Yes, an administrator c.t.a. of a promisee's estate has the power to enforce a contract made for the benefit of a third-party donee. The court reasoned that a person may legally bind themselves by contract to make a particular will, and while a third-party beneficiary like Lewis Nixon certainly has standing to sue for specific performance, the promisee (Doris Ryer Nixon) also possesses a sufficient interest in the enforcement of the promise. This interest entitles the promisee to seek damages or, where the legal remedy is inadequate, to invoke the aid of a court of equity to compel fulfillment of the promise, especially since a breach of a contract to make a will is considered a fraud. This right of action founded upon a contract survives the promisee's death and passes to their personal representative. The court cited early English common law and the Restatement of Contracts to show that a promisee's personal representative has standing to sue for breach of a third-party donee contract, regardless of whether the donee beneficiary could also sue. The administrator's standing derives from the decedent's rights, not from a lack of capacity in the beneficiary.
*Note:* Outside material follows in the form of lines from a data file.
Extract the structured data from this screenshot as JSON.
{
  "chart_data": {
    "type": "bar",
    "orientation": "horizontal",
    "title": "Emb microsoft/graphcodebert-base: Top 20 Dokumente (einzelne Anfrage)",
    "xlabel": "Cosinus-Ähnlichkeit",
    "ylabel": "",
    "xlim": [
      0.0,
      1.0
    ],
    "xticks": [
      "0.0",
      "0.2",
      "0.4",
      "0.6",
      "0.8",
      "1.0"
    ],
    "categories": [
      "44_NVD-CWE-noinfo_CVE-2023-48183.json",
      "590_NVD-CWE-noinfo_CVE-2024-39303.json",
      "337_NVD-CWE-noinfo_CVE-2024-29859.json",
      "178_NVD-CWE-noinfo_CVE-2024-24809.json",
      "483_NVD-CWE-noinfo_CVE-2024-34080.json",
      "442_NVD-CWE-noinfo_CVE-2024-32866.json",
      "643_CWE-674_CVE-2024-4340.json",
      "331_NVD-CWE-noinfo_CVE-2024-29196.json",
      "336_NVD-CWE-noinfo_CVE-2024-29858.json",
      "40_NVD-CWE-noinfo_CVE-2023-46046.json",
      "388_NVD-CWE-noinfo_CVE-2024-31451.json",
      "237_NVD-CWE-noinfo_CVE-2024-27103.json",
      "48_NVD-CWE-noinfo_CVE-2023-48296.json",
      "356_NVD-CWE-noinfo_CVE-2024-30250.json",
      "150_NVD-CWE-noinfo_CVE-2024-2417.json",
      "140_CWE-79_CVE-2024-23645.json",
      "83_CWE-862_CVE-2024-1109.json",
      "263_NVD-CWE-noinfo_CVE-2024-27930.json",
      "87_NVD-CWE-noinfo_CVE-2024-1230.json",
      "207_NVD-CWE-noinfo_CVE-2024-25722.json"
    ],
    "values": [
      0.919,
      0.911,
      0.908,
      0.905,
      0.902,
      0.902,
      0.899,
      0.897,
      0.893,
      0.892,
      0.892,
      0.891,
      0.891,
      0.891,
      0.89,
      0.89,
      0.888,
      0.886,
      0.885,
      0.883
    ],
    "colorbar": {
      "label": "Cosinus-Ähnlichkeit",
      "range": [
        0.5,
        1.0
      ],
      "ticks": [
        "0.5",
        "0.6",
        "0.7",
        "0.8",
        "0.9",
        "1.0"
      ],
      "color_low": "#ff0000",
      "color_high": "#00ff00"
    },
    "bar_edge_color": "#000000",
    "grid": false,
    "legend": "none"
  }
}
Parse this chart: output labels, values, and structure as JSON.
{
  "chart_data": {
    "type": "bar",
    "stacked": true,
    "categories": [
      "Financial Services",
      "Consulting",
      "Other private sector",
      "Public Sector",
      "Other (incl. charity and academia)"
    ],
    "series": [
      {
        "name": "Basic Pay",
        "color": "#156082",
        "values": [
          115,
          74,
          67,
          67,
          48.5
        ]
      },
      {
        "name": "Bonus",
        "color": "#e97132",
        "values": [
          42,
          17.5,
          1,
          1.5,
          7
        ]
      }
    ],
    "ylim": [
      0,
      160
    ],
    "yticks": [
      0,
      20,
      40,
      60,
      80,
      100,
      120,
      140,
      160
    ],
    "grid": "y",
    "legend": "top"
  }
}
The court clarified that the New Jersey statute N. J. S. 2A:6-46, which outlines the powers of a substituted administrator c.t.a., does not limit recovery to assets distributed through the decedent's estate but confers all rights and powers of an original executor. Furthermore, the court rejected the argument that no cause of action passed to the administrator because the breach (Stanhope's death with the new will in effect) occurred after Doris's death, affirming that contract rights enforceable in the future also survive death. The court emphasized that the administrator has the power to pursue such a claim, guided by a rule of reason in the interest of creditors and beneficiaries, and noted that no one from Doris's estate had objected to the suit. The court found no policy violated by maintaining such an action and favored the enforcement of promises made for valuable consideration.
Analysis:
This case significantly broadens the understanding of a personal representative's standing to enforce contracts, particularly those involving third-party beneficiaries. It affirms that the promisee's interest in a contract, even when primarily for a third party's benefit, is a valuable right that survives death. The ruling clarifies that the existence of a third-party beneficiary's right to sue does not preclude the promisee's estate from also seeking enforcement, reinforcing the idea that multiple parties can hold concurrent rights to enforce a single contractual promise. This decision underscores the enforceability of contracts to make a will and provides an additional avenue for ensuring such agreements are honored, thereby promoting contractual reliability.